I recently traveled to New York City for an MBA class to explore how humanities and the arts can influence leadership and business. I have never traveled to New York City before and was excited about the themes and topics of the class as well as embracing the culture and financial capital of the world.
Most of my life I have lived in smaller suburban cities, with less population than large urban cities. I usually practice mindfulness early in the morning; I wake up, shower, and then do a 20-40 minute mindfulness meditation with minimal noise, so it is easy to let go of disturbances or distractions. NYC was noisy with construction and the hustle and bustle of people and traffic most of the day. I had to learn to adapt to my new surroundings and it took more effort than normal to stay focus on my practice.

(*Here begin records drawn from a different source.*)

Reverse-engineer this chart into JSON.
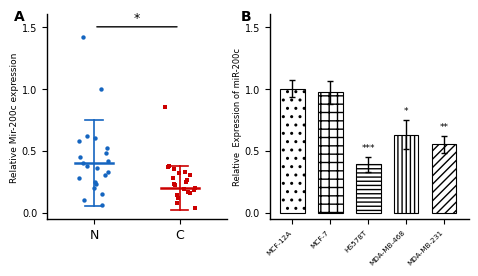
{
  "panel_A": {
    "title": "A",
    "ylabel": "Relative Mir-200c expression",
    "ylim": [
      -0.05,
      1.6
    ],
    "yticks": [
      0.0,
      0.5,
      1.0,
      1.5
    ],
    "groups": [
      "N",
      "C"
    ],
    "means": [
      0.4,
      0.2
    ],
    "stds": [
      0.35,
      0.18
    ],
    "N_dots": [
      1.42,
      1.0,
      0.62,
      0.6,
      0.58,
      0.52,
      0.48,
      0.45,
      0.42,
      0.4,
      0.38,
      0.36,
      0.33,
      0.3,
      0.28,
      0.25,
      0.23,
      0.2,
      0.15,
      0.1,
      0.06
    ],
    "C_dots": [
      0.85,
      0.38,
      0.37,
      0.35,
      0.33,
      0.32,
      0.3,
      0.28,
      0.26,
      0.25,
      0.23,
      0.22,
      0.2,
      0.19,
      0.18,
      0.17,
      0.16,
      0.14,
      0.12,
      0.08,
      0.04
    ],
    "N_color": "#1565C0",
    "C_color": "#CC0000",
    "significance": "*"
  },
  "panel_B": {
    "title": "B",
    "ylabel": "Relative  Expression of miR-200c",
    "ylim": [
      -0.05,
      1.6
    ],
    "yticks": [
      0.0,
      0.5,
      1.0,
      1.5
    ],
    "categories": [
      "MCF-12A",
      "MCF-7",
      "HS578T",
      "MDA-MB-468",
      "MDA-MB-231"
    ],
    "values": [
      1.0,
      0.97,
      0.39,
      0.63,
      0.55
    ],
    "errors": [
      0.07,
      0.09,
      0.06,
      0.12,
      0.07
    ],
    "significance": [
      "",
      "",
      "***",
      "*",
      "**"
    ],
    "hatches": [
      "..",
      "++",
      "---",
      "|||",
      "///"
    ]
  },
  "background_color": "#ffffff"
}
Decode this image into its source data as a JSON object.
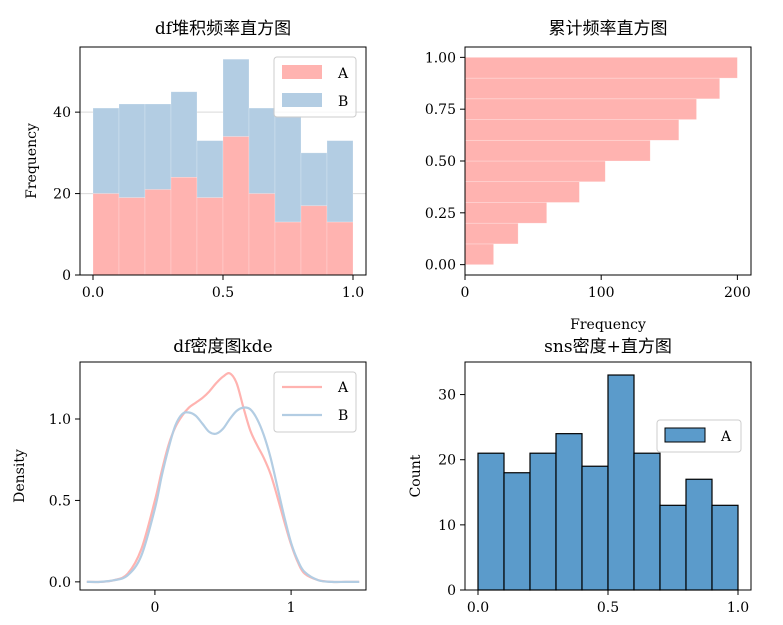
{
  "chart_data": [
    {
      "type": "bar",
      "subtype": "stacked-histogram",
      "title": "df堆积频率直方图",
      "xlabel": "",
      "ylabel": "Frequency",
      "xlim": [
        -0.05,
        1.05
      ],
      "ylim": [
        0,
        56
      ],
      "xticks": [
        "0.0",
        "0.5",
        "1.0"
      ],
      "yticks": [
        "0",
        "20",
        "40"
      ],
      "grid": true,
      "legend": "top-right",
      "bin_edges": [
        0.0,
        0.1,
        0.2,
        0.3,
        0.4,
        0.5,
        0.6,
        0.7,
        0.8,
        0.9,
        1.0
      ],
      "series": [
        {
          "name": "A",
          "color": "#FFB3B0",
          "values": [
            20,
            19,
            21,
            24,
            19,
            34,
            20,
            13,
            17,
            13
          ]
        },
        {
          "name": "B",
          "color": "#B3CDE3",
          "values": [
            21,
            23,
            21,
            21,
            14,
            19,
            21,
            26,
            13,
            20
          ]
        }
      ]
    },
    {
      "type": "bar",
      "subtype": "horizontal-cumulative-histogram",
      "title": "累计频率直方图",
      "xlabel": "Frequency",
      "ylabel": "",
      "xlim": [
        0,
        210
      ],
      "ylim": [
        -0.05,
        1.05
      ],
      "xticks": [
        "0",
        "100",
        "200"
      ],
      "yticks": [
        "0.00",
        "0.25",
        "0.50",
        "0.75",
        "1.00"
      ],
      "color": "#FFB3B0",
      "bin_edges": [
        0.0,
        0.1,
        0.2,
        0.3,
        0.4,
        0.5,
        0.6,
        0.7,
        0.8,
        0.9,
        1.0
      ],
      "values": [
        21,
        39,
        60,
        84,
        103,
        136,
        157,
        170,
        187,
        200
      ]
    },
    {
      "type": "line",
      "subtype": "kde",
      "title": "df密度图kde",
      "xlabel": "",
      "ylabel": "Density",
      "xlim": [
        -0.55,
        1.55
      ],
      "ylim": [
        -0.05,
        1.35
      ],
      "xticks": [
        "0",
        "1"
      ],
      "yticks": [
        "0.0",
        "0.5",
        "1.0"
      ],
      "legend": "top-right",
      "x": [
        -0.5,
        -0.4,
        -0.3,
        -0.2,
        -0.1,
        0.0,
        0.05,
        0.1,
        0.15,
        0.2,
        0.25,
        0.3,
        0.35,
        0.4,
        0.45,
        0.5,
        0.55,
        0.6,
        0.65,
        0.7,
        0.75,
        0.8,
        0.85,
        0.9,
        0.95,
        1.0,
        1.05,
        1.1,
        1.2,
        1.3,
        1.4,
        1.5
      ],
      "series": [
        {
          "name": "A",
          "color": "#FFB3B0",
          "values": [
            0.0,
            0.0,
            0.01,
            0.05,
            0.2,
            0.5,
            0.68,
            0.84,
            0.95,
            1.02,
            1.07,
            1.1,
            1.13,
            1.17,
            1.22,
            1.26,
            1.28,
            1.22,
            1.07,
            0.93,
            0.84,
            0.76,
            0.66,
            0.52,
            0.37,
            0.23,
            0.12,
            0.05,
            0.01,
            0.0,
            0.0,
            0.0
          ]
        },
        {
          "name": "B",
          "color": "#B3CDE3",
          "values": [
            0.0,
            0.0,
            0.01,
            0.04,
            0.16,
            0.45,
            0.65,
            0.82,
            0.96,
            1.03,
            1.04,
            1.02,
            0.97,
            0.92,
            0.91,
            0.94,
            1.0,
            1.05,
            1.07,
            1.06,
            1.0,
            0.9,
            0.76,
            0.58,
            0.4,
            0.24,
            0.13,
            0.06,
            0.01,
            0.0,
            0.0,
            0.0
          ]
        }
      ]
    },
    {
      "type": "bar",
      "subtype": "histogram",
      "title": "sns密度+直方图",
      "xlabel": "",
      "ylabel": "Count",
      "xlim": [
        -0.05,
        1.05
      ],
      "ylim": [
        0,
        35
      ],
      "xticks": [
        "0.0",
        "0.5",
        "1.0"
      ],
      "yticks": [
        "0",
        "10",
        "20",
        "30"
      ],
      "legend": "center-right",
      "color": "#5B9BCB",
      "bin_edges": [
        0.0,
        0.1,
        0.2,
        0.3,
        0.4,
        0.5,
        0.6,
        0.7,
        0.8,
        0.9,
        1.0
      ],
      "series": [
        {
          "name": "A",
          "values": [
            21,
            18,
            21,
            24,
            19,
            33,
            21,
            13,
            17,
            13
          ]
        }
      ]
    }
  ]
}
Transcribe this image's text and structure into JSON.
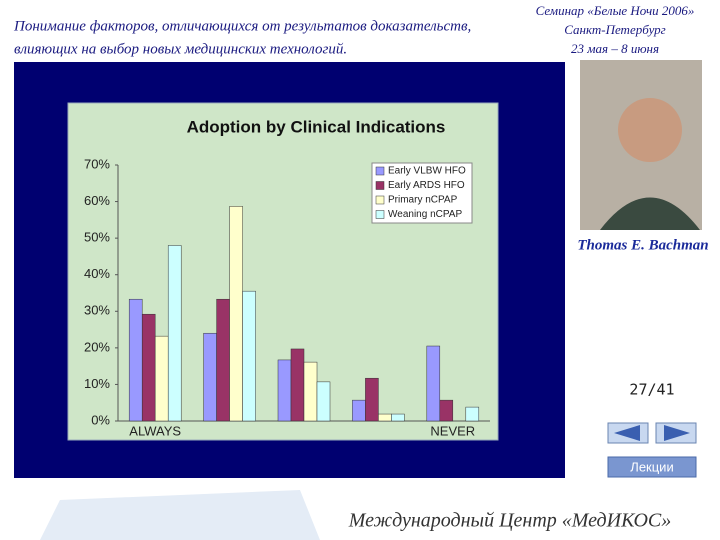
{
  "header": {
    "title_lines": [
      "Понимание факторов, отличающихся от результатов доказательств,",
      "влияющих на выбор новых медицинских технологий."
    ],
    "seminar_lines": [
      "Семинар «Белые Ночи 2006»",
      "Санкт-Петербург",
      "23 мая – 8 июня"
    ]
  },
  "speaker": "Thomas E. Bachman",
  "page_counter": "27/41",
  "lectures_button": "Лекции",
  "footer": "Международный Центр «МедИКОС»",
  "chart_data": {
    "type": "bar",
    "title": "Adoption by Clinical Indications",
    "categories": [
      "ALWAYS",
      null,
      null,
      null,
      "NEVER"
    ],
    "series": [
      {
        "name": "Early VLBW HFO",
        "color": "#9999ff",
        "values": [
          33.3,
          24,
          16.7,
          5.7,
          20.5
        ]
      },
      {
        "name": "Early ARDS HFO",
        "color": "#993366",
        "values": [
          29.2,
          33.3,
          19.7,
          11.7,
          5.7
        ]
      },
      {
        "name": "Primary nCPAP",
        "color": "#ffffcc",
        "values": [
          23.2,
          58.7,
          16.1,
          1.9,
          0
        ]
      },
      {
        "name": "Weaning nCPAP",
        "color": "#ccffff",
        "values": [
          48,
          35.5,
          10.7,
          1.9,
          3.8
        ]
      }
    ],
    "ylim": [
      0,
      70
    ],
    "yticks": [
      {
        "value": 0,
        "label": "0%"
      },
      {
        "value": 10,
        "label": "10%"
      },
      {
        "value": 20,
        "label": "20%"
      },
      {
        "value": 30,
        "label": "30%"
      },
      {
        "value": 40,
        "label": "40%"
      },
      {
        "value": 50,
        "label": "50%"
      },
      {
        "value": 60,
        "label": "60%"
      },
      {
        "value": 70,
        "label": "70%"
      }
    ],
    "legend": "upper right"
  }
}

Mindfulness helped to expand my perceptions with an open and non-judgmental mind in the “City that Never Sleeps.” it allowed me to observe and embrace the atmosphere and ambiance of the city including architecture, environments, culture, history, and most of all the people. The NYC lifestyle is very different from how I live my day to day life. Even though the boroughs are filled with disarray and chaos, they embrace their big city and are proud to be citizens of NYC. One of my observations was how restaurants are people are integrated. Even though there is a sense of rushed momentum throughout the city, people stop and connect with each other while grabbing a bite to eat or enjoying a cocktail.
Mindfulness allowed me to consciously take in and absorb my NYC experience, moment by moment and day by day from the inside out. I was able to look back at our event filled days of culture, arts, history, and business with great appreciation. Mindfulness gave me the tools to really see and BE in New York City for the first time. Through this class and my practice, one week made a significant influence in my character, depth, and self-awareness. The following quote reminded of my encounter with NYC:
“Being completely involved in an activity for its own sake. The ego falls away. Time flies. Every action, moment, and thought follows inevitable from the previous one, like playing jazz. your whole being is involved, and you’re using your skills to the utmost.” – Mihály Csíkszentmihályi
How has mindfulness guided or added to your new experiences?